# Research Plan: Exploring the Recall of Language Models - Case Study on Molecules

## Problem

Current benchmarks for evaluating generative language models primarily focus on the accuracy of generated outputs, but we identify a critical gap in evaluating recall - the ability of models to generate all correct outputs for a given input. This capability is crucial for security-focused applications such as finding all software vulnerabilities, discovering all possible jailbreaks for language model security, suggesting comprehensive medical diagnoses, and generating diverse molecular candidates for drug discovery.

We face two significant obstacles in developing recall-based evaluation: (1) the difficulty of creating benchmarks that include complete sets of correct outputs, and (2) the non-unique nature of object representations, where the same correct output can be expressed in multiple equivalent ways (forming equivalence classes). We hypothesize that we can overcome these challenges by using molecular generation as a testbed, where complete datasets exist and equivalence classes can be computed algorithmically.

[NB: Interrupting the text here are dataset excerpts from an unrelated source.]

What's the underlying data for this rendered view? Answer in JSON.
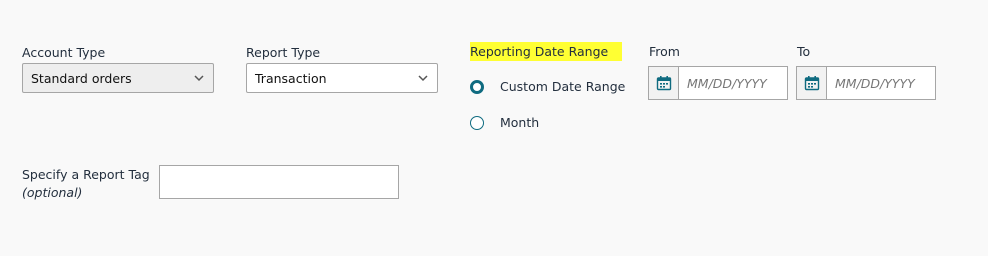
{
  "account_type": {
    "label": "Account Type",
    "value": "Standard orders"
  },
  "report_type": {
    "label": "Report Type",
    "value": "Transaction"
  },
  "date_range": {
    "label": "Reporting Date Range",
    "options": [
      {
        "label": "Custom Date Range",
        "checked": true
      },
      {
        "label": "Month",
        "checked": false
      }
    ]
  },
  "from": {
    "label": "From",
    "placeholder": "MM/DD/YYYY"
  },
  "to": {
    "label": "To",
    "placeholder": "MM/DD/YYYY"
  },
  "report_tag": {
    "label": "Specify a Report Tag",
    "sub_label": "(optional)",
    "value": ""
  },
  "colors": {
    "accent": "#0f6b80",
    "highlight": "#ffff33",
    "border": "#a6a6a6"
  }
}
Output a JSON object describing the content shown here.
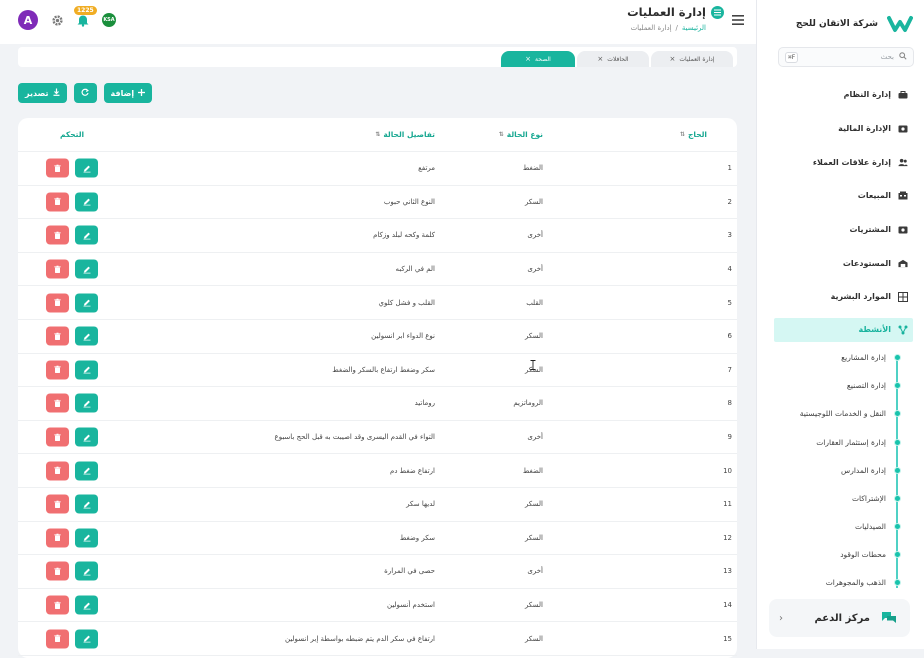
{
  "brand": {
    "name": "شركة الاتقان للحج"
  },
  "sidebar": {
    "search_placeholder": "بحث",
    "search_shortcut": "F⌘",
    "menu": [
      {
        "label": "إدارة النظام",
        "icon": "system-icon"
      },
      {
        "label": "الإدارة المالية",
        "icon": "finance-icon"
      },
      {
        "label": "إدارة علاقات العملاء",
        "icon": "users-icon"
      },
      {
        "label": "المبيعات",
        "icon": "sales-icon"
      },
      {
        "label": "المشتريات",
        "icon": "purchases-icon"
      },
      {
        "label": "المستودعات",
        "icon": "warehouse-icon"
      },
      {
        "label": "الموارد البشرية",
        "icon": "hr-icon"
      },
      {
        "label": "الأنشطة",
        "icon": "activities-icon",
        "active": true
      }
    ],
    "submenu": [
      "إدارة المشاريع",
      "إدارة التصنيع",
      "النقل و الخدمات اللوجيستية",
      "إدارة إستثمار العقارات",
      "إدارة المدارس",
      "الإشتراكات",
      "الصيدليات",
      "محطات الوقود",
      "الذهب والمجوهرات"
    ],
    "support_label": "مركز الدعم"
  },
  "header": {
    "title": "إدارة العمليات",
    "breadcrumb_home": "الرئيسية",
    "breadcrumb_sep": "/",
    "breadcrumb_current": "إدارة العمليات",
    "avatar_letter": "A",
    "notifications_badge": "1225",
    "language_flag": "KSA"
  },
  "tabs": [
    {
      "label": "إدارة العمليات",
      "active": false
    },
    {
      "label": "الحافلات",
      "active": false
    },
    {
      "label": "الصحة",
      "active": true
    }
  ],
  "toolbar": {
    "add_label": "إضافة",
    "export_label": "تصدير"
  },
  "table": {
    "headers": {
      "pilgrim": "الحاج",
      "type": "نوع الحالة",
      "details": "تفاصيل الحالة",
      "control": "التحكم"
    },
    "rows": [
      {
        "num": "1",
        "type": "الضغط",
        "details": "مرتفع"
      },
      {
        "num": "2",
        "type": "السكر",
        "details": "النوع الثاني حبوب"
      },
      {
        "num": "3",
        "type": "أخرى",
        "details": "كلمة وكحه لبلد وزكام"
      },
      {
        "num": "4",
        "type": "أخرى",
        "details": "الم في الركبه"
      },
      {
        "num": "5",
        "type": "القلب",
        "details": "القلب و فشل كلوي"
      },
      {
        "num": "6",
        "type": "السكر",
        "details": "نوع الدواء ابر انسولين"
      },
      {
        "num": "7",
        "type": "السكر",
        "details": "سكر وضغط ارتفاع بالسكر والضغط"
      },
      {
        "num": "8",
        "type": "الروماتزيم",
        "details": "روماتيد"
      },
      {
        "num": "9",
        "type": "أخرى",
        "details": "التواء في القدم اليسرى وقد اصيبت به قبل الحج باسبوع"
      },
      {
        "num": "10",
        "type": "الضغط",
        "details": "ارتفاع ضغط دم"
      },
      {
        "num": "11",
        "type": "السكر",
        "details": "لديها سكر"
      },
      {
        "num": "12",
        "type": "السكر",
        "details": "سكر وضغط"
      },
      {
        "num": "13",
        "type": "أخرى",
        "details": "حصى في المرارة"
      },
      {
        "num": "14",
        "type": "السكر",
        "details": "استخدم أنسولين"
      },
      {
        "num": "15",
        "type": "السكر",
        "details": "ارتفاع في سكر الدم يتم ضبطه بواسطة إبر انسولين"
      }
    ]
  },
  "colors": {
    "accent": "#19b59e",
    "danger": "#f06f71",
    "avatar": "#7f2bb8",
    "badge": "#f0ad24"
  }
}
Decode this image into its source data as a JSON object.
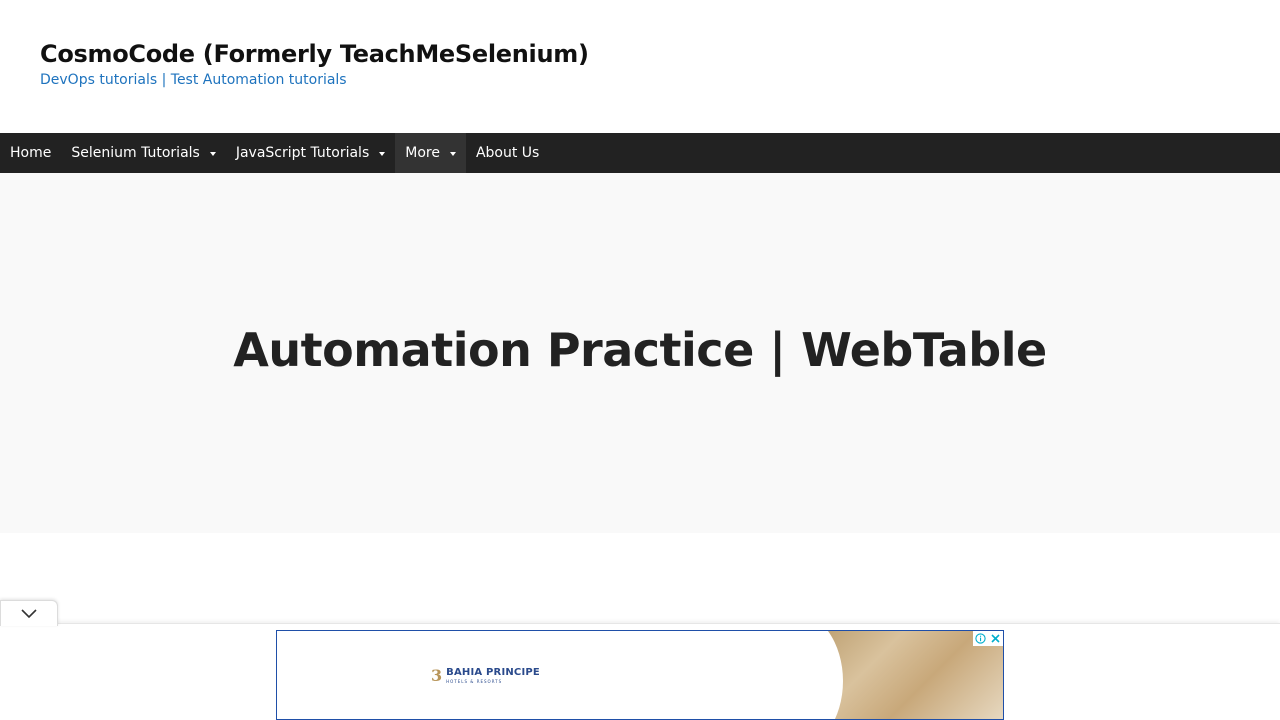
{
  "header": {
    "site_title": "CosmoCode (Formerly TeachMeSelenium)",
    "tagline": "DevOps tutorials | Test Automation tutorials"
  },
  "nav": {
    "items": [
      {
        "label": "Home",
        "has_dropdown": false
      },
      {
        "label": "Selenium Tutorials",
        "has_dropdown": true
      },
      {
        "label": "JavaScript Tutorials",
        "has_dropdown": true
      },
      {
        "label": "More",
        "has_dropdown": true,
        "active": true
      },
      {
        "label": "About Us",
        "has_dropdown": false
      }
    ]
  },
  "hero": {
    "title": "Automation Practice | WebTable"
  },
  "ad": {
    "brand_mark": "3",
    "brand_name": "BAHIA PRINCIPE",
    "brand_sub": "HOTELS & RESORTS",
    "info_icon": "info-icon",
    "close_icon": "close-icon",
    "accent_color": "#00aecd"
  },
  "colors": {
    "nav_bg": "#222222",
    "tagline": "#1e73be",
    "hero_bg": "#f9f9f9"
  }
}
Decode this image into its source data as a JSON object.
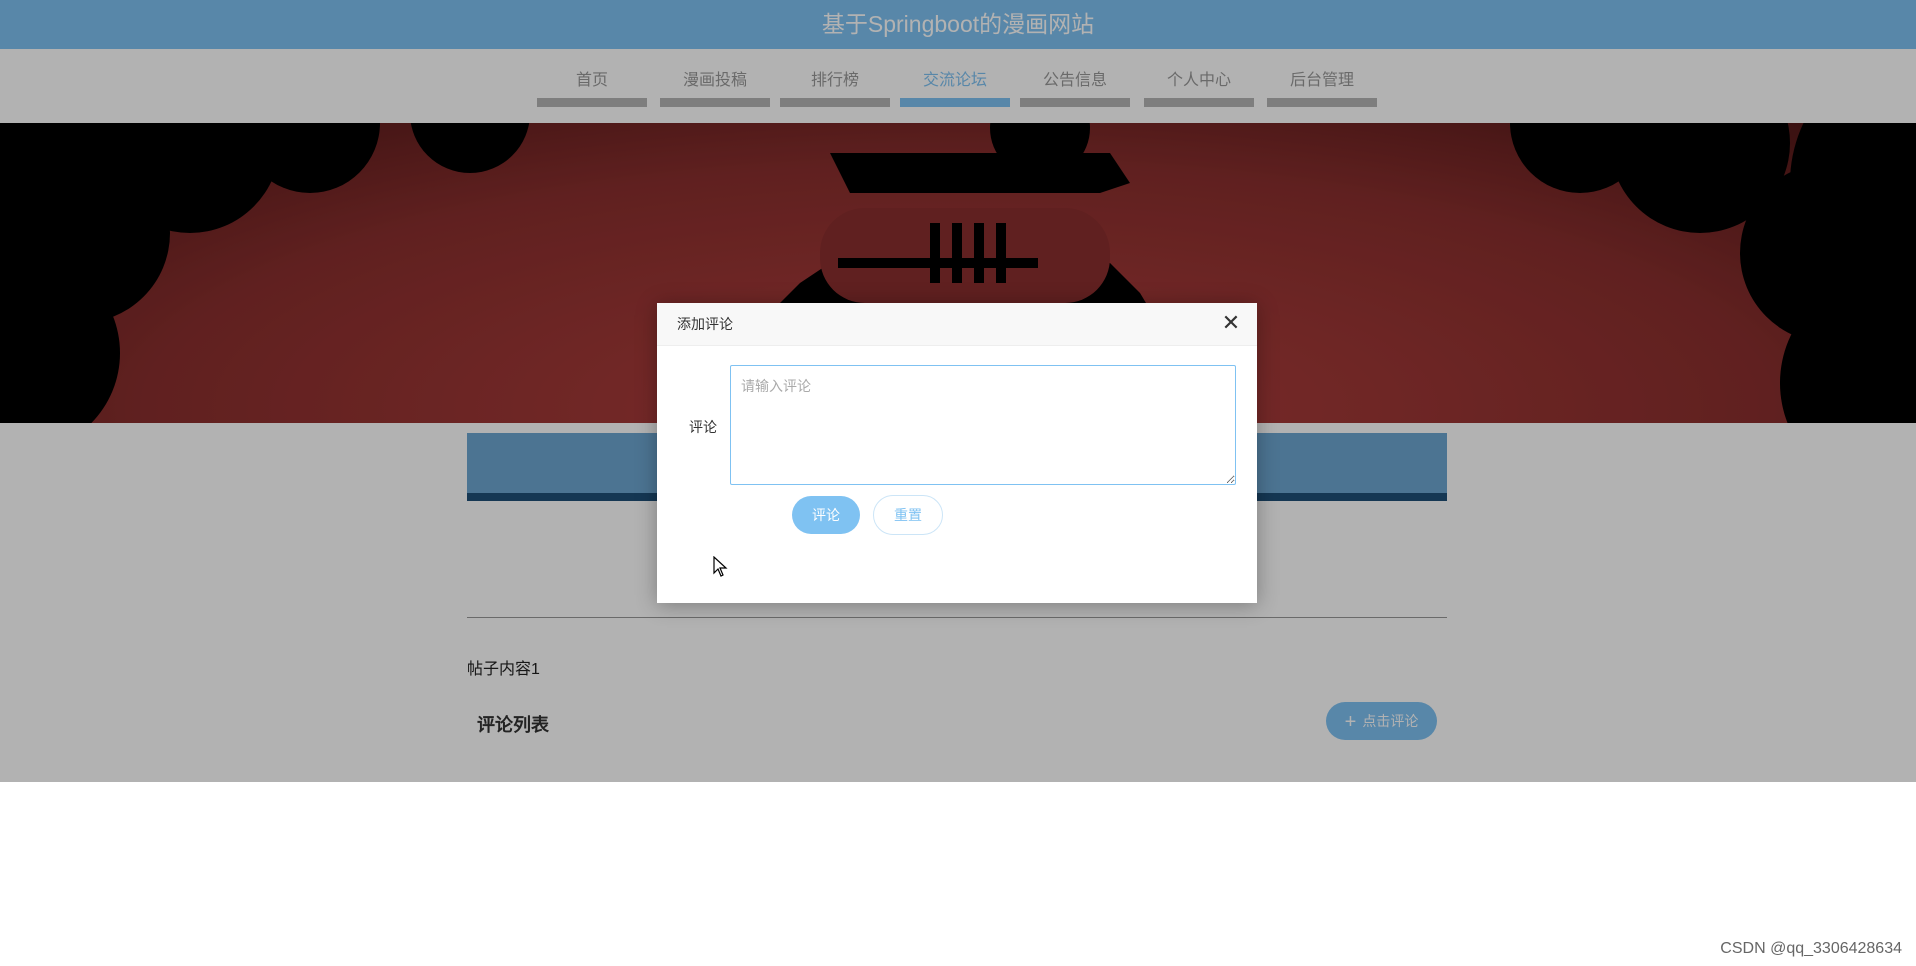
{
  "site": {
    "title": "基于Springboot的漫画网站"
  },
  "nav": {
    "items": [
      {
        "label": "首页",
        "active": false
      },
      {
        "label": "漫画投稿",
        "active": false
      },
      {
        "label": "排行榜",
        "active": false
      },
      {
        "label": "交流论坛",
        "active": true
      },
      {
        "label": "公告信息",
        "active": false
      },
      {
        "label": "个人中心",
        "active": false
      },
      {
        "label": "后台管理",
        "active": false
      }
    ]
  },
  "post": {
    "content": "帖子内容1",
    "comments_title": "评论列表",
    "add_comment_button": "点击评论"
  },
  "modal": {
    "title": "添加评论",
    "field_label": "评论",
    "textarea_placeholder": "请输入评论",
    "submit_label": "评论",
    "reset_label": "重置"
  },
  "watermark": "CSDN @qq_3306428634",
  "colors": {
    "accent": "#7fc2f2",
    "nav_inactive_bar": "#b5b5b5"
  }
}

Our research questions focus on: How can we systematically evaluate and predict the recall capabilities of language models? What methods can improve model recall? How do different training strategies and molecular representations affect recall performance?

## Method

We will develop a benchmark using the GDB-13 database, a complete set of small organic molecules with specific characteristics. We will define four molecular subsets of varying complexity based on chemical similarity and synthetic accessibility criteria. These subsets will serve as our ground truth sets with known completeness.

Our approach involves training language models on subsets of these molecular sets and representing molecules using SELFIES strings, which provide well-defined equivalence classes that can be computed algorithmically. We will use the OPT 1.3B architecture as our base model, with pretraining on a large subset of GDB-13 molecules (excluding our test sets) followed by fine-tuning on the specific molecular subsets.

We will develop a theoretical framework for predicting recall without generation by computing the probability that a model will generate molecules from a validation set in G attempts. This prediction method will be based on autoregressive loss quantities and will extend to various i.i.d. sampling methods.

## Experiment Design

We will conduct experiments across four main areas:

**Dataset Characterization**: We will train models on four molecular subsets (Sasp, Ssas, Sd>p, Sd=p) with varying complexity levels and evaluate their recall to establish baseline difficulty rankings. We will compare performance against unigram models and theoretical upper bounds.

**Recall Prediction**: We will test our theoretical prediction framework by computing expected precision and recall using validation set probabilities, then compare predicted values against actual generation results across different sampling methods and temperatures.

**Recall-Oriented Generation Methods**: We will investigate how different sampling strategies affect recall, including temperature sampling and a novel beam search approach that maximizes recall by avoiding duplicates. We will use beam sizes equal to the number of desired generations to produce diverse outputs.

**Recall-Oriented Loss Functions**: We will design experiments with modified loss functions during fine-tuning, using batches containing multiple SELFIES representations of the same molecules and testing three aggregation functions (mean, minimum, maximum) to determine if forcing models to focus on single representations improves recall.

**Analysis Experiments**: We will conduct ablation studies examining: (1) the impact of pretraining by comparing pretrained versus randomly initialized models, (2) molecular representation effects by comparing SELFIES versus SMILES, and (3) canonical versus randomized representation strategies during pretraining and fine-tuning phases.

All experiments will generate between 1-10 million molecules using random sampling as the baseline, with systematic evaluation of precision and recall metrics. We will use models of different sizes (800K, 125M, 1.3B parameters) to investigate the relationship between model capacity and recall performance.